Ironically, this essential component of renewable energies is a finite (read: non-renewable) resource with considerable geopolitical underpinnings. The world’s lithium production is dominated by just a handful of countries. Australia is the top producer, followed by Chile, China, and Argentina. Now, Argentina and China are teaming up in an alliance that is making many lithium buyers and would-be competitors nervous, as the oligopoly on the south-after metal grows even smaller. This month, Argentinian President Alberto Fernandez signed onto China’s ambitious Belt and Road Initiative, a sweeping worldwide infrastructure project designed to bolster China’s economy, foster international trade, and boost China’s economic and industrial presence in countries across the globe. As Argentina and China cozy up, lithium prices have hit an all-time high at $78,000 USD per tonne, more than quadruple its price four years ago.
Argentina is one point of South America’s so-called “Lithium Triangle,” which altogether holds more than half of the globe’s lithium reserves. While Australia and South America together represent 85% of the world’s lithium production, according to market intelligence provider IHS Markit, China itself has massive lithium reserves, and Chinese companies refine a whopping two-thirds of the world’s lithium, placing them at a critical point of the global supply chain. What’s more, Chinese firms are the biggest buyers and investors of lithium mines both domestically and abroad, giving them something close to omnipresence in the global lithium market. Together, China and Argentina represent a formidable force with considerable leverage over the global green energy transition.
What’s more, China’s own hefy lithium reserves recently increased substantially with the discovery of a new lithium deposit near Mount Everest. The freshly discovered vast cache of the alkali metal could be China’s third largest. According to scientists from the Institute of Geology and Geophysics at the Chinese Academy of Sciences (CAS), the deposit may contain as much as 1 million tonnes of lithium oxide. The ore deposit has already been deemed to be worth mining, with high enough lithium content to be of “industrial value.” The deposit is shallow, easily extractable, and a huge leg up in global lithium markets for Beijing.

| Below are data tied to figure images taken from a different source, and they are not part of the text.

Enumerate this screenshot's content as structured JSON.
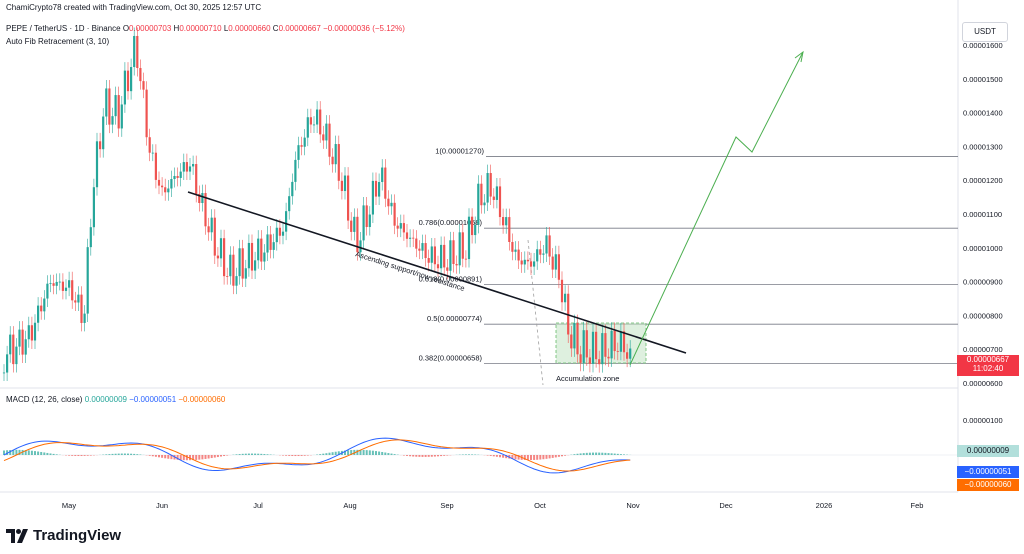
{
  "header": {
    "creator_line": "ChamiCrypto78 created with TradingView.com, Oct 30, 2025 12:57 UTC",
    "symbol": "PEPE / TetherUS · 1D · Binance",
    "ohlc": {
      "o_label": "O",
      "o": "0.00000703",
      "h_label": "H",
      "h": "0.00000710",
      "l_label": "L",
      "l": "0.00000660",
      "c_label": "C",
      "c": "0.00000667",
      "change": "−0.00000036 (−5.12%)"
    },
    "fib_indicator": "Auto Fib Retracement (3, 10)"
  },
  "currency_button": "USDT",
  "price_scale": {
    "labels": [
      "0.00001600",
      "0.00001500",
      "0.00001400",
      "0.00001300",
      "0.00001200",
      "0.00001100",
      "0.00001000",
      "0.00000900",
      "0.00000800",
      "0.00000700",
      "0.00000600"
    ],
    "current_price": "0.00000667",
    "countdown": "11:02:40"
  },
  "macd": {
    "name": "MACD (12, 26, close)",
    "hist_value": "0.00000009",
    "macd_value": "−0.00000051",
    "signal_value": "−0.00000060",
    "scale_label": "0.00000100",
    "colors": {
      "macd": "#2962ff",
      "signal": "#ff6d00",
      "hist_up": "#26a69a",
      "hist_down": "#ef5350"
    }
  },
  "time_axis": [
    "May",
    "Jun",
    "Jul",
    "Aug",
    "Sep",
    "Oct",
    "Nov",
    "Dec",
    "2026",
    "Feb"
  ],
  "annotations": {
    "trendline": "Ascending support/now resistance",
    "box": "Accumulation zone"
  },
  "brand": "TradingView",
  "chart_data": {
    "type": "candlestick",
    "fib_levels": [
      {
        "label": "1(0.00001270)",
        "value": 1.27e-05
      },
      {
        "label": "0.786(0.00001058)",
        "value": 1.058e-05
      },
      {
        "label": "0.618(0.00000891)",
        "value": 8.91e-06
      },
      {
        "label": "0.5(0.00000774)",
        "value": 7.74e-06
      },
      {
        "label": "0.382(0.00000658)",
        "value": 6.58e-06
      }
    ],
    "ylim": [
      5.8e-06,
      1.68e-05
    ],
    "colors": {
      "up": "#26a69a",
      "down": "#ef5350",
      "trend": "#000000",
      "projection": "#4caf50",
      "box": "#c8e6c9"
    }
  }
}
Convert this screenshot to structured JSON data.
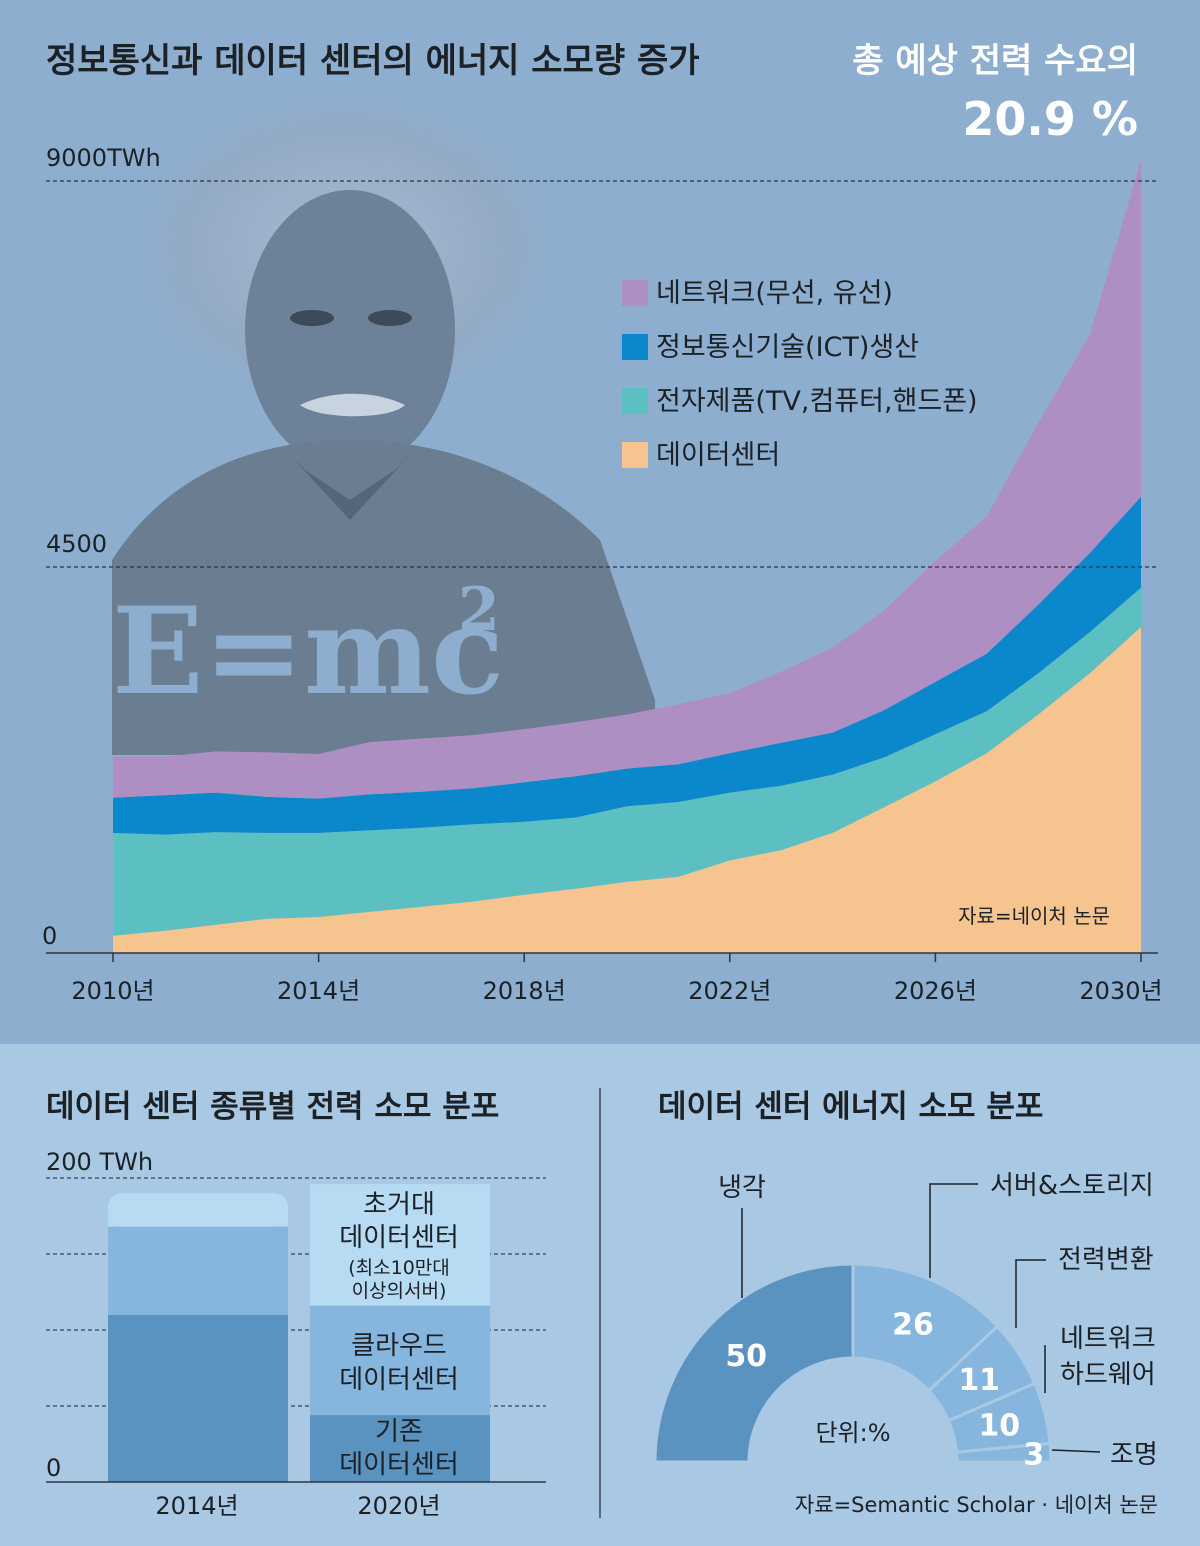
{
  "main_chart": {
    "title": "정보통신과 데이터 센터의 에너지 소모량 증가",
    "callout_line1": "총 예상 전력 수요의",
    "callout_value": "20.9 %",
    "ytick_labels": [
      "9000TWh",
      "4500",
      "0"
    ],
    "xtick_labels": [
      "2010년",
      "2014년",
      "2018년",
      "2022년",
      "2026년",
      "2030년"
    ],
    "source": "자료=네이처 논문",
    "formula": "E=mc",
    "formula_sup": "2"
  },
  "bar_chart": {
    "title": "데이터 센터 종류별 전력 소모 분포",
    "ytick_labels": [
      "200 TWh",
      "0"
    ],
    "categories": [
      "2014년",
      "2020년"
    ],
    "segment_labels": {
      "hyperscale_1": "초거대",
      "hyperscale_2": "데이터센터",
      "hyperscale_3": "(최소10만대",
      "hyperscale_4": "이상의서버)",
      "cloud_1": "클라우드",
      "cloud_2": "데이터센터",
      "traditional_1": "기존",
      "traditional_2": "데이터센터"
    }
  },
  "donut_chart": {
    "title": "데이터 센터 에너지 소모 분포",
    "labels": [
      "냉각",
      "서버&스토리지",
      "전력변환",
      "네트워크",
      "하드웨어",
      "조명"
    ],
    "values_text": [
      "50",
      "26",
      "11",
      "10",
      "3"
    ],
    "unit": "단위:%",
    "source": "자료=Semantic Scholar · 네이처 논문"
  },
  "colors": {
    "network": "#ae8fc3",
    "ict": "#0b87cc",
    "electronics": "#5cc0c3",
    "datacenter": "#f6c48f",
    "bar_traditional": "#5b93c0",
    "bar_cloud": "#86b6dd",
    "bar_hyperscale": "#b7dbf3"
  },
  "chart_data": [
    {
      "type": "area",
      "title": "정보통신과 데이터 센터의 에너지 소모량 증가",
      "ylabel": "TWh",
      "ylim": [
        0,
        9000
      ],
      "x": [
        2010,
        2011,
        2012,
        2013,
        2014,
        2015,
        2016,
        2017,
        2018,
        2019,
        2020,
        2021,
        2022,
        2023,
        2024,
        2025,
        2026,
        2027,
        2028,
        2029,
        2030
      ],
      "stacked": true,
      "series": [
        {
          "name": "데이터센터",
          "values": [
            200,
            260,
            330,
            400,
            420,
            480,
            540,
            600,
            680,
            750,
            830,
            890,
            1080,
            1200,
            1400,
            1700,
            2000,
            2330,
            2780,
            3260,
            3800
          ]
        },
        {
          "name": "전자제품(TV,컴퓨터,핸드폰)",
          "values": [
            1200,
            1120,
            1080,
            1000,
            980,
            950,
            920,
            900,
            850,
            830,
            880,
            870,
            790,
            750,
            680,
            580,
            550,
            490,
            480,
            480,
            460
          ]
        },
        {
          "name": "정보통신기술(ICT)생산",
          "values": [
            410,
            460,
            460,
            420,
            400,
            420,
            420,
            420,
            460,
            480,
            440,
            440,
            460,
            500,
            490,
            550,
            610,
            670,
            800,
            920,
            1060
          ]
        },
        {
          "name": "네트워크(무선, 유선)",
          "values": [
            480,
            450,
            480,
            520,
            520,
            610,
            620,
            620,
            620,
            630,
            630,
            700,
            700,
            830,
            990,
            1160,
            1410,
            1600,
            2120,
            2540,
            3920
          ]
        }
      ],
      "legend": "top-right"
    },
    {
      "type": "bar",
      "title": "데이터 센터 종류별 전력 소모 분포",
      "ylabel": "TWh",
      "ylim": [
        0,
        200
      ],
      "categories": [
        "2014년",
        "2020년"
      ],
      "stacked": true,
      "series": [
        {
          "name": "기존 데이터센터",
          "values": [
            110,
            44
          ]
        },
        {
          "name": "클라우드 데이터센터",
          "values": [
            58,
            72
          ]
        },
        {
          "name": "초거대 데이터센터",
          "values": [
            22,
            80
          ]
        }
      ]
    },
    {
      "type": "pie",
      "title": "데이터 센터 에너지 소모 분포",
      "categories": [
        "냉각",
        "서버&스토리지",
        "전력변환",
        "네트워크 하드웨어",
        "조명"
      ],
      "values": [
        50,
        26,
        11,
        10,
        3
      ],
      "unit": "%"
    }
  ]
}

While many Western countries have said that they will reduce their dependence on China for lithium, this new discovery, as well as the freshly inked alliance with Argentina, will make that goal much more difficult. While Chinese representatives say that the move is nothing more than good business related to clear market demand, the West nonetheless feels threatened by the potential bargaining power that the market consolidation will give to Beijing as lithium demand continues to skyrocket across the globe. “These trends indicate that control of the lithium industry could reap major benefits in the future, which will likely increase the geopolitical contention between great powers,” Ryan Berg, a senior fellow at the Washington-based think tank Centre for Strategic and International Studies, was quoted by China Macro Economy
Faced with this reality, the West is hurrying to amp up its own lithium production. The United Kingdom is joining the race by mining ore that is a mere 1% lithium, which is now a worthwhile pursuit considering the metal’s going rate as well as the geopolitical implications of having any amount of domestic lithium production capacity. In the United States, too, California is throwing its hat into the ring. Governor Gavin Newsom has announced a $35 million investment in lithium mining in the state’s Imperial Valley, which is now being marketed as “the Saudi Arabia of lithium.” While this is a somewhat laughable overstatement when comparing the Imperial Valley’s lithium reserves to that of Australia or the Lithium Triangle, the Imperial Valley does have the potential to ease the U.S.’s dependence on Chinese-refined lithium.